In her little book A Simple Path, Mother Teresa included a quotation from Gandhi which sums the short term up. “Act,” says Gandhi, “but do not seek the fruit of your action.”


Life and peace come, Mother Teresa is saying, when we let go of “results.” Life and peace come when we act, but let go of the results of our own short-term acts and rest in the long-term assurance of God’s promise.


How shall we live in the short term? Well, each of us, of course, has got to answer that question for himself, according to his faith. What we are assured of is that how we answer it will reveal either the dream that sustains us or the nightmare we choose to die with.


There is a sign on the wall of the children’s home of the Sisters of Charity in Calcutta that is entitled, “Anyway.” It’s a word about faith and action, and about the peace and hope that comes from resting in the long-term promise of God. This is what it says:

People are unreasonable, illogical, and self-centered. Love them anyway.

If you do good, people will accuse you of selfish, ulterior motives. Do good anyway.

If you are successful, you win false friends and true enemies. Succeed anyway.

Honesty and frankness make you vulnerable. Be honest and frank anyway.

What you spend your years building may be destroyed overnight. Build anyway.

People really need help but may attack you if you help them. Help people anyway.

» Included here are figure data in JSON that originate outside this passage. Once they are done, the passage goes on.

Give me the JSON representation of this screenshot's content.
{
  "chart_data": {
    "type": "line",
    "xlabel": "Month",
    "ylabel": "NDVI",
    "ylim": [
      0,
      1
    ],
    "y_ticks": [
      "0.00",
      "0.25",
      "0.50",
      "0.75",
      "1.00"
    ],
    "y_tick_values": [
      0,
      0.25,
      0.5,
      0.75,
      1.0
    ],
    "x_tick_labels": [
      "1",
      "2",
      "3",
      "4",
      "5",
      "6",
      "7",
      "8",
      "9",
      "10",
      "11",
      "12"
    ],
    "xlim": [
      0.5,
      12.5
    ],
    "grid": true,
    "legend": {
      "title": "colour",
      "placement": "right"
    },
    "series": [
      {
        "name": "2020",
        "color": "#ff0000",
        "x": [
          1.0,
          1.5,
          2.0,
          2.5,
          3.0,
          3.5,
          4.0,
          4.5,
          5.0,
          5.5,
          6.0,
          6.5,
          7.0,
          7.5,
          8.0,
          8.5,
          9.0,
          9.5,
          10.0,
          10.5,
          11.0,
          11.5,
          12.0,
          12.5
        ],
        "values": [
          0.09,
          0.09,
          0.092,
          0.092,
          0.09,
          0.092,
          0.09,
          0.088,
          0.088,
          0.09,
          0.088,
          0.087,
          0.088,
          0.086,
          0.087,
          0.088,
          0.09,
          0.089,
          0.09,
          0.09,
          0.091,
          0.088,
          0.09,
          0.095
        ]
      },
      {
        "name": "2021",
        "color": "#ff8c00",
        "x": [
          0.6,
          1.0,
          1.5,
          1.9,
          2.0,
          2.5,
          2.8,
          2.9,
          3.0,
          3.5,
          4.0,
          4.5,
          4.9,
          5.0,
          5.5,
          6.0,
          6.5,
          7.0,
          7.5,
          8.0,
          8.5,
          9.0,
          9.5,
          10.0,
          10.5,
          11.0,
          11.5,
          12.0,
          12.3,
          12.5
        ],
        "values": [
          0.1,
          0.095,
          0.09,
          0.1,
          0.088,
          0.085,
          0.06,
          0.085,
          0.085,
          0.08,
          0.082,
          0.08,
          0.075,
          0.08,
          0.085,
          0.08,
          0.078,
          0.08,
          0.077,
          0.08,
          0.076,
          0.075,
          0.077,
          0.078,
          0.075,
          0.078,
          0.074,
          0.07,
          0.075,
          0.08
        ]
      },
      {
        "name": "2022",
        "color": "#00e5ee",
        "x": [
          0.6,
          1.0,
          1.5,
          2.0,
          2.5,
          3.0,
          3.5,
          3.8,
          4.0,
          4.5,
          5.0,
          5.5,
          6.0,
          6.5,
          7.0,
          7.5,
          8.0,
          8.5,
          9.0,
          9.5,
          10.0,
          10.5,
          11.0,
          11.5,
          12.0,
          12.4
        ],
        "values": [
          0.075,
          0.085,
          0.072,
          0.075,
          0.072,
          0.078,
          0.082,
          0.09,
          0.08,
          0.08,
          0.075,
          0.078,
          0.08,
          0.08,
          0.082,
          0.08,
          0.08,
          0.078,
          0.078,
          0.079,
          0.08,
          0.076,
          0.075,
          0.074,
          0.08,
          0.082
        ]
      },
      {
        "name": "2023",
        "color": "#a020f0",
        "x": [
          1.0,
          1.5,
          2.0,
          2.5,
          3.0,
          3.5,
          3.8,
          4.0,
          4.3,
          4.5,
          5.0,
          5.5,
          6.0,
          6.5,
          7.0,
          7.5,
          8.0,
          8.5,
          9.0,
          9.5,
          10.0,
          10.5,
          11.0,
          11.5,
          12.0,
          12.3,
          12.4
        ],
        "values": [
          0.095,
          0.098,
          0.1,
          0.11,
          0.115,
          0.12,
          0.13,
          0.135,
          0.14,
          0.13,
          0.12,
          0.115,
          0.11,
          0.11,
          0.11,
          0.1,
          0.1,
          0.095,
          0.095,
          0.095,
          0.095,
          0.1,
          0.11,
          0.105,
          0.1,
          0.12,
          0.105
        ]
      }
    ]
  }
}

Give the world the best you have and you’ll get kicked in the teeth. Give the world the best you’ve got anyway.

The good you do today will be forgotten tomorrow. Do good anyway.

Do good anyway, because, as Thoreau reminds us, “dreams are the touchstones of our character.” Our dreams reveal who we are. This is the first and great reason to “do good anyway.”

And the second is like unto it: When you enter the unlocked gates of the New Jerusalem and, together with all flesh, see the glory of God yourself, you’ll be pleased you were part of the building, pleased you were part of the solution and not part of the problem.

And so will God.

In the name of God, Father, Son, and Holy Spirit. Amen.